Une fois en bien des années, le chevreuil, porte-musc des montagnes, est
hanté par un souffle de parfum musqué dans ses narines. Il ne sait pas d'où vient cette odeur mais elle est comme l'appel de la flûte de Krishna auquel nul ne résiste.
Alors le Mushiknana court de jungle en jungle à la poursuite du musc. Le pauvre animal renonce à la nourriture, à la boisson, au sommeil et à tout le reste. Comme un enfant cherche l'écho,
l'appelant ici tandis que l'écho répond de l'autre côté le cri qui lui répond, ainsi fait le chevreuil. Il ne sait pas d'oùvient l'appel du musc, mais
il est forcé de le poursuivre à travers ravins, forêts et collines, jusqu'à ce
qu'enfin, affamé, harassé, épuisé, il marche au hasard, glisse de la cime de quelque roche et tombe mortellement brisé, corps et âme.

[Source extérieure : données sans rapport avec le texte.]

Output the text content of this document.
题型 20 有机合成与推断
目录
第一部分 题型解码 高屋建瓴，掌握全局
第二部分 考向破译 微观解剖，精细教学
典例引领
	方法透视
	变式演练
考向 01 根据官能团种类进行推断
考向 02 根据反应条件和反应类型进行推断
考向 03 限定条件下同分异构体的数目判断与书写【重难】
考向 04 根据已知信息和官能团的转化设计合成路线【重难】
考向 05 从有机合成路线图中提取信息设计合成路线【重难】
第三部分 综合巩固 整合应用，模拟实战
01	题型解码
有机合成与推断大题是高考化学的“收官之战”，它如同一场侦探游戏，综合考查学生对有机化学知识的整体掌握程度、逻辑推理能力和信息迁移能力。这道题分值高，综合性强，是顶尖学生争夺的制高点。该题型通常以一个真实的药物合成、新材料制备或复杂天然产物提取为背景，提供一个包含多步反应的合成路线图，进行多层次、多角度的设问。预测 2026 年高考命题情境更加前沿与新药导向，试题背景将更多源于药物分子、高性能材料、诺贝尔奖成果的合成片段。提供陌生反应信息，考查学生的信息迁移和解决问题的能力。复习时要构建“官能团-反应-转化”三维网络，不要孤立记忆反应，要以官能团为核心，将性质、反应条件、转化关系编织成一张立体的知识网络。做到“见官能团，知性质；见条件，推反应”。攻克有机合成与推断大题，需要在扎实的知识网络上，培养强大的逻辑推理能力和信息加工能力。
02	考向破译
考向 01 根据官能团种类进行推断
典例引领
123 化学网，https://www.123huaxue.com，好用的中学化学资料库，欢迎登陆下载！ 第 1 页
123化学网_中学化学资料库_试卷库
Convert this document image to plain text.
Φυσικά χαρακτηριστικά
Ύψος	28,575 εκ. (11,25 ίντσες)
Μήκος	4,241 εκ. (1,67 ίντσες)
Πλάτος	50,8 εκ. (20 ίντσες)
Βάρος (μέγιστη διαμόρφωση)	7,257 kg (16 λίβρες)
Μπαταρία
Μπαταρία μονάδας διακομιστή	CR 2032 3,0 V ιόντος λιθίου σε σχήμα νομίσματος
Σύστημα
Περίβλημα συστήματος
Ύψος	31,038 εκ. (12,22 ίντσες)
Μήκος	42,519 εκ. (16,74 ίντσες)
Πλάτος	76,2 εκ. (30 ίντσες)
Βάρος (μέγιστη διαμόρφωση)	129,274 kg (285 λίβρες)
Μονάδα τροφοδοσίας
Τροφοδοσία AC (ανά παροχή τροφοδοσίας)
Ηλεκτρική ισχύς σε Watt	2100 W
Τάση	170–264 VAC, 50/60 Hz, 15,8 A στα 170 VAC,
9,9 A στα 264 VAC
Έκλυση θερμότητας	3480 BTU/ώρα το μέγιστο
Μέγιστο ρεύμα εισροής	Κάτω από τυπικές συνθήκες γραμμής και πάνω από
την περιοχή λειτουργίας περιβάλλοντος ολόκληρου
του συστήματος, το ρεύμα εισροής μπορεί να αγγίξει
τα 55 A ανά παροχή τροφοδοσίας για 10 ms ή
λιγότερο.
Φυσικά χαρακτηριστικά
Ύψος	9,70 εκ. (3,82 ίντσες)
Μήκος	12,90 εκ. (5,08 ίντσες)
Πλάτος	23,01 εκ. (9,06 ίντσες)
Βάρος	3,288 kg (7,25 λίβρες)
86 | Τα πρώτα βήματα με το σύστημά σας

Son dernier acte avant de mourir
est d'avoir pitié de lui-même et de se lécher le poitrail... et tenez, tenez, voici que la poche à musc s'est développée dans son propre corps.
II halète profondément essayant de respirer le parfum, mais il est trop tard.
O mon fils bien-aimé, ne cherche pas au-dehors le parfum de Dieu pour périr dans la jungle de la vie, mais cherche ton âme, et vois, Il sera là. Ne manque pas de Le
chercher en toi, à quelque degré qu'insistent les sens pour te prouver qu'il est, comme l'écho décevant, hors de toi-même.